St Oswalds at Paddlesworth is a small two cell Norman church dating from the late 11th or early 12th century. There are north and south doorways opposite one another in the nave.
The main featured image is of St Oswald’s from the north east, showing the plain rectangular north doorway with tympanum over, a small 13th century lancet in the north wall of the chancel, and a two light window in the nave which is probably 15th century.
Shown in the gallery are the two very different doorways. The first photograph is of the plain north doorway, and the second is of the south one. This is a unique entrance which dates from the end of the Norman period, and has unusual door jambs. The right hand one has a slender plain engaged shaft to both the inner and outer sides. The left hand (west) jamb has a semi-octagonal column with chevrons and a rectangular capital with large corner volutes.
The third picture is of the south elevation of the church, showing the south doorway, and 19th century stone bellcote. The two small single light windows high up in the nave wall are double splayed and would be original 12th/13th century ones.
Two views of the nave at St Oswald’s are shown in the gallery. The chancel arch has a semi-circular head of small voussoirs (wedge shaped stones), on chamfered abaci. On the nave side of the arch there are recessed angle shafts with scalloped capitals.
The pews are 19th century with carved fleur de lys ends. They are open backed.

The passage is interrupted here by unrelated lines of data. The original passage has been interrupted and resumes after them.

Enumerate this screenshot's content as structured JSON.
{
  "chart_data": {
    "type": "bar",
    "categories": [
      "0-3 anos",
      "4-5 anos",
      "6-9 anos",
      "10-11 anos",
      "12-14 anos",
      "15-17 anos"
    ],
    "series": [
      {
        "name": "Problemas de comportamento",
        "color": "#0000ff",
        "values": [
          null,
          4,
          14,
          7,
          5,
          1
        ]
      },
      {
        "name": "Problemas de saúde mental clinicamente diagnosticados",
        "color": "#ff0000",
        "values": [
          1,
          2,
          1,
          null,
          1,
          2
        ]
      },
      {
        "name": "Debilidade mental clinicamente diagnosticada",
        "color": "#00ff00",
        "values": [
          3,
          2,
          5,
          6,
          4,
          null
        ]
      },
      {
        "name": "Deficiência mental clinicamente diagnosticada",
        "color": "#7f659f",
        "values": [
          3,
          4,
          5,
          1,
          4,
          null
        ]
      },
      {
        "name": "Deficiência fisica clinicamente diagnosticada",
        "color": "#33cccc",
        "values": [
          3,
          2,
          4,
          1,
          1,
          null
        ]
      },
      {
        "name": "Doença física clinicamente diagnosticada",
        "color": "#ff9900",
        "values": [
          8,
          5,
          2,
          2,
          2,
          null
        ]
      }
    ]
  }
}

An altar recess at the south east end of the nave is shown in photograph 3. There is a very small hagioscope on the left of the recess, allowing a view of the main altar. The small red light in the centre of the hagioscope is showing from the end of the altar.
The next picture shows one of two small splayed lancets in the south wall of the nave.
The cup shaped font is mid 19th century, but it stands on a high cylindrical base which is medieval.